Optimizing the performance of my personal website

My personal website has gone through many iterations of its front-end, more or less 4 of them so far (in less than a year). I find that rebuilding my website gives me a project outside of work to constantly work on, and allows me to apply acquired knowledge in a concrete manner. I'm also pretty picky when it comes to design, and I often get bored of the ones I've built in the past.

But one of the things I haven't truly tackled is performance. Why? Because I've always perceived my website as something that has very little information and that therefore should not require optimization of that sort. But the more I try to push the website's style, the more I realize that performance should be a priority for every project I work on.

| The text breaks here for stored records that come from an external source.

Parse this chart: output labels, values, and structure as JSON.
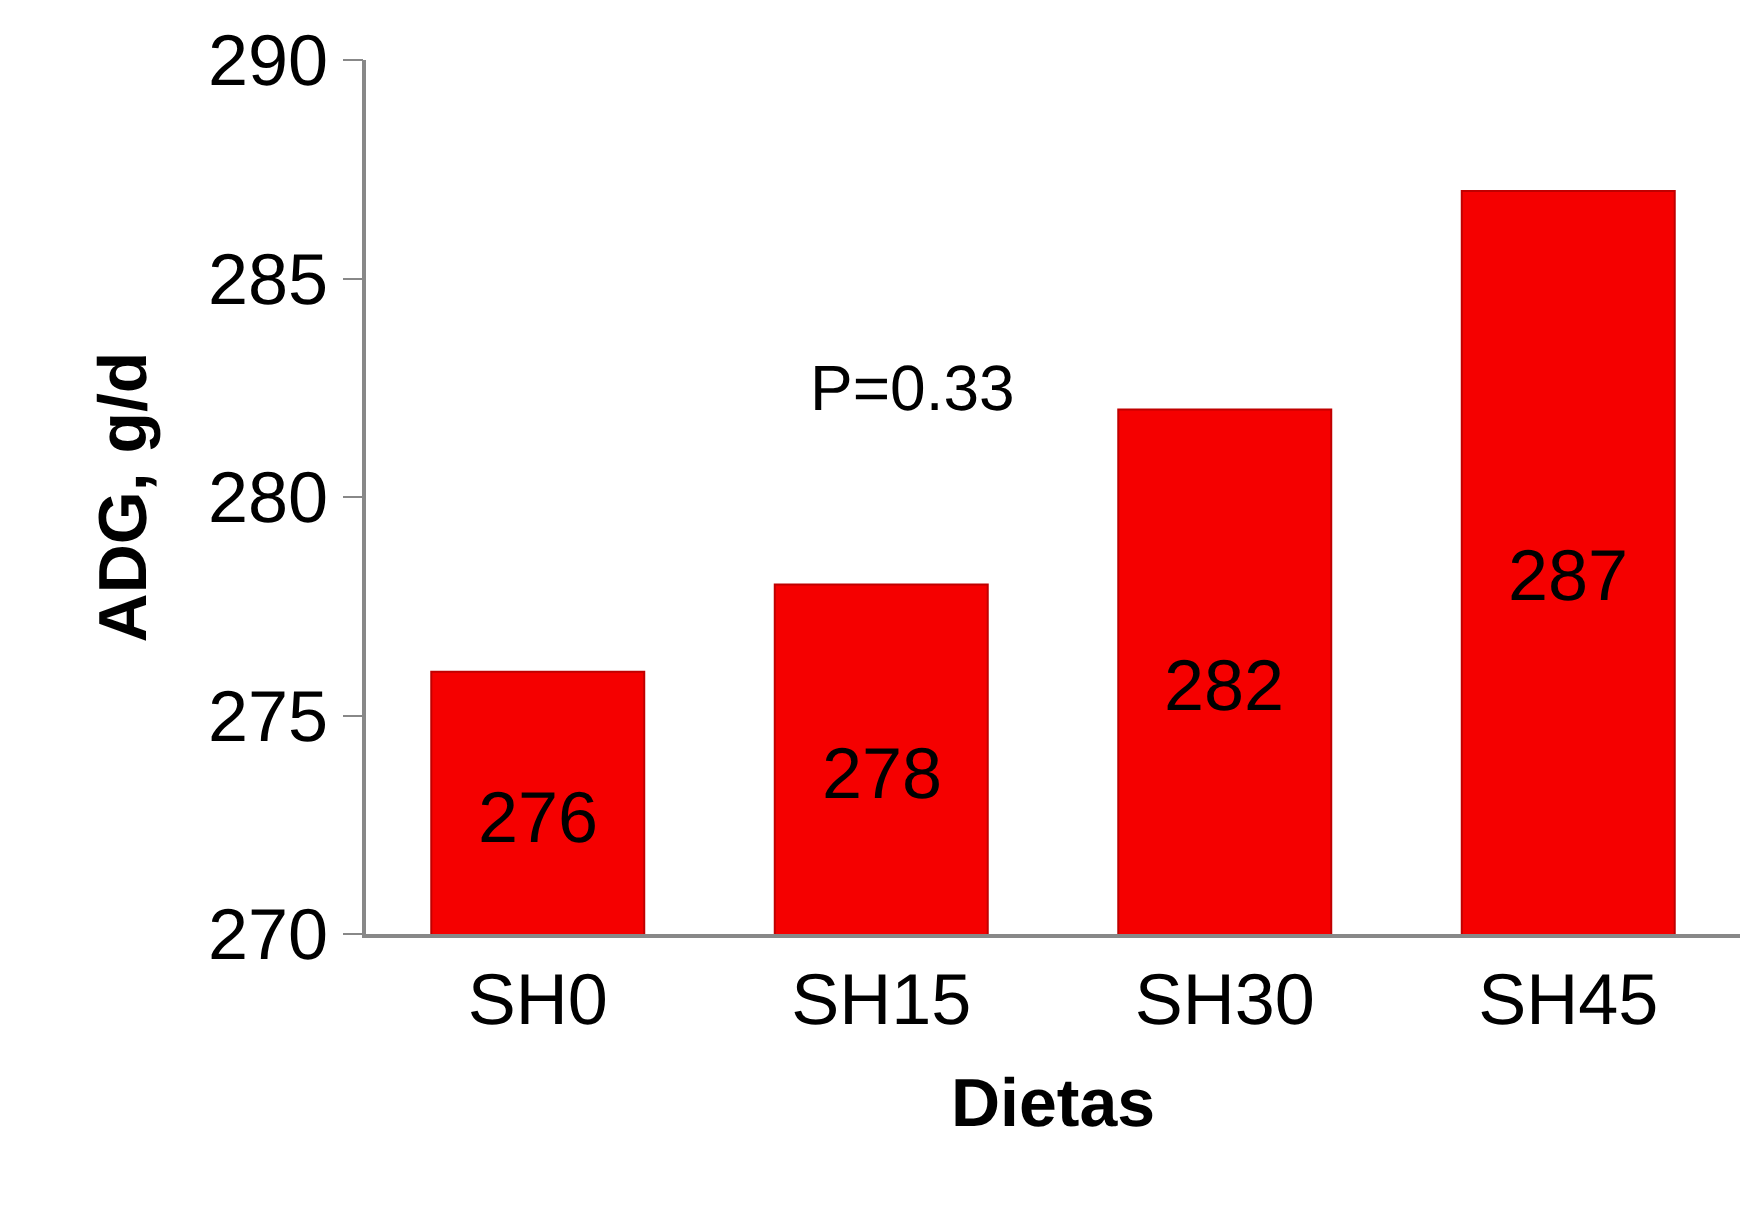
{
  "chart_data": {
    "type": "bar",
    "xlabel": "Dietas",
    "ylabel": "ADG, g/d",
    "categories": [
      "SH0",
      "SH15",
      "SH30",
      "SH45"
    ],
    "values": [
      276,
      278,
      282,
      287
    ],
    "color": "#f50000",
    "ylim": [
      270,
      290
    ],
    "yticks": [
      270,
      275,
      280,
      285,
      290
    ],
    "grid": false,
    "legend": false,
    "data_labels": true,
    "annotations": [
      "P=0.33"
    ]
  }
}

This post goes over every aspect of performance I have considered while going through what I've learned and applied.



Minifying my stylesheets

In order to remove some bytes from my file sizes, minifying my stylesheets seemed like an obvious first thing to do.

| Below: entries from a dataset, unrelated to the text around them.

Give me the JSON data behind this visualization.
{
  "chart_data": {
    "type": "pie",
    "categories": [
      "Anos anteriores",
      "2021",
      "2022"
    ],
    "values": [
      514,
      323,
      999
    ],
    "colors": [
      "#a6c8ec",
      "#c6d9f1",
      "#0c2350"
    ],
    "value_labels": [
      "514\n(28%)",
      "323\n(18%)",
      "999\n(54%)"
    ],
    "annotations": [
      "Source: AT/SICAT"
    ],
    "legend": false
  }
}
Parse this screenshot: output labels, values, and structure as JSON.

The great thing about Angular CLI is that when building my project for production, it automatically minifies my stylesheets for me.

ng build --env=prod

The effects of the minification can be seen in the styles.bundle.js file generated in the dist folder.

In any case where this process would not be automatic, and when using a pre-processor like Sass, it is possible to configure it to automatically minify compiled CSS.



Images


Reducing image file sizes

By compressing the pictures of my projects I was able to bring some images from 1.4 MB down to 50kB.

I had to compress them at the cost of visual quality, but my images being divided by rows, this would not affect the user's experience. Many tools are available online such as this one.
When exporting and selecting the quality level, I have chosen the lowest level possible while keeping an acceptable quality.


Using progressive JPEG

Progressive JPEG are simple to create and have little to no performance penalty, the upside is that they appear sooner on the page itself.
In order to change a JPEG to its progressive counterpart many tools are available online.

The difference is astonishing, dropping the fetching of the images down to [27ms - 101ms] coming from upwards of [361ms - 510ms].



What else could be done?

Many other forms of performance optimization could be applied, but some of them aren't relevant to this website:

  • Using async to load scripts
  • Avoiding inline / embedded code
  • Avoiding unnecessary dom manipulations
  • And many other little tweaks that influence a website's performance

I hope this post will be a call to action for some of you to consider performance in your development choices, it's very rewarding to be able to see improvements on your projects and is an incremental task that must be considered at the beginning of every project.